Die Klage ist unbegründet. Der Einkommensteuerbescheid 2008 vom 29. April 2013 in Gestalt der Einspruchsentscheidung vom 19. August 2013 ist rechtmäßig und verletzt die Klägerin nicht in ihren Rechten (vgl. § 100 Abs. 1 Satz 1 FGO). Der Beklagte hat zu Recht eine Übertragung der Freibeträge für den Betreuungs- und Erziehungs- oder Ausbildungsbedarf (BEA-Freibeträge) betreffend die Söhne B… und C… auf die Klägerin für das Streitjahr 2008 abgelehnt, weil die gesetzlichen Voraussetzungen hierfür nicht vorliegen.
Bei minderjährigen Kindern wird der dem Elternteil, in dessen Wohnung das Kind nicht gemeldet ist, zustehende BEA-Freibetrag auf Antrag des anderen Elternteils auf diesen übertragen (§ 32 Abs. 6 Satz 6 Halbsatz 2 EStG). Die Anknüpfung an die Eintragung im Melderegister ist nach mittlerweile ständiger BFH-Rechtsprechung sachlich zu rechtfertigen und damit verfassungsrechtlich unbedenklich (vgl. dazu BFH-Urteile vom 27. Okto- ber 2011 III R 42/07, Bundessteuerblatt – BStBl – II 2013,194 und vom 18. Mai 2006 III R 71/04, BStBl II 2008, 352 sowie Selder, in: Blümich, EStG/KStG/GewStG, § 32 Rz. 154).
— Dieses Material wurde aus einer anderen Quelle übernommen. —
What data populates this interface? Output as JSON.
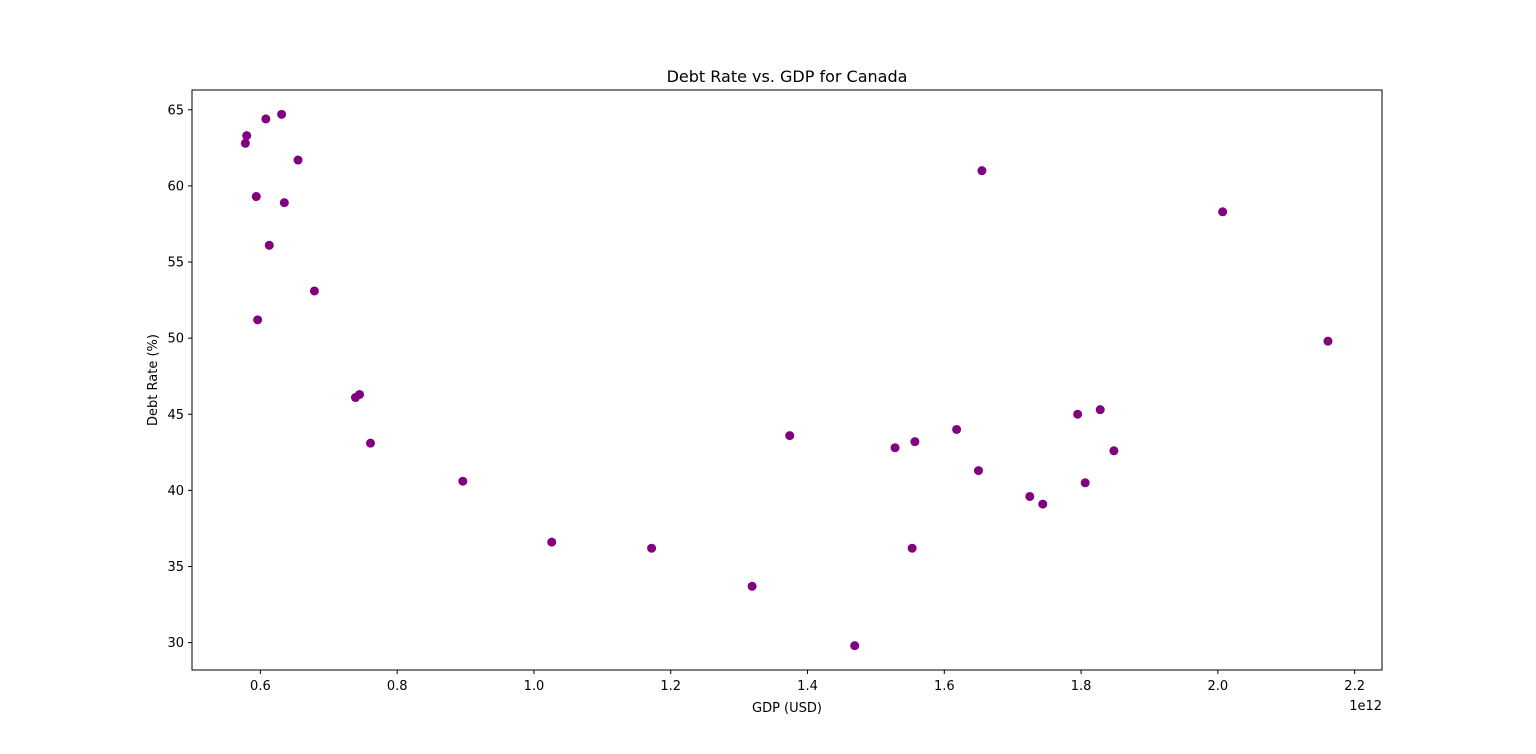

Da die beiden Söhne im Kalenderjahr 2008 unstreitig durchgehend mit Nebenwohnsitz beim Vater gemeldet waren (ob zu Recht oder zu Unrecht, ist vom Finanzamt und vom FG nicht zu überprüfen, vgl. die o. g. BFH-Rechtsprechung), scheidet eine Übertragung der BEA-Freibeträge auf die Klägerin aus.
Die Kostenentscheidung beruht auf § 135 Abs. 1 FGO.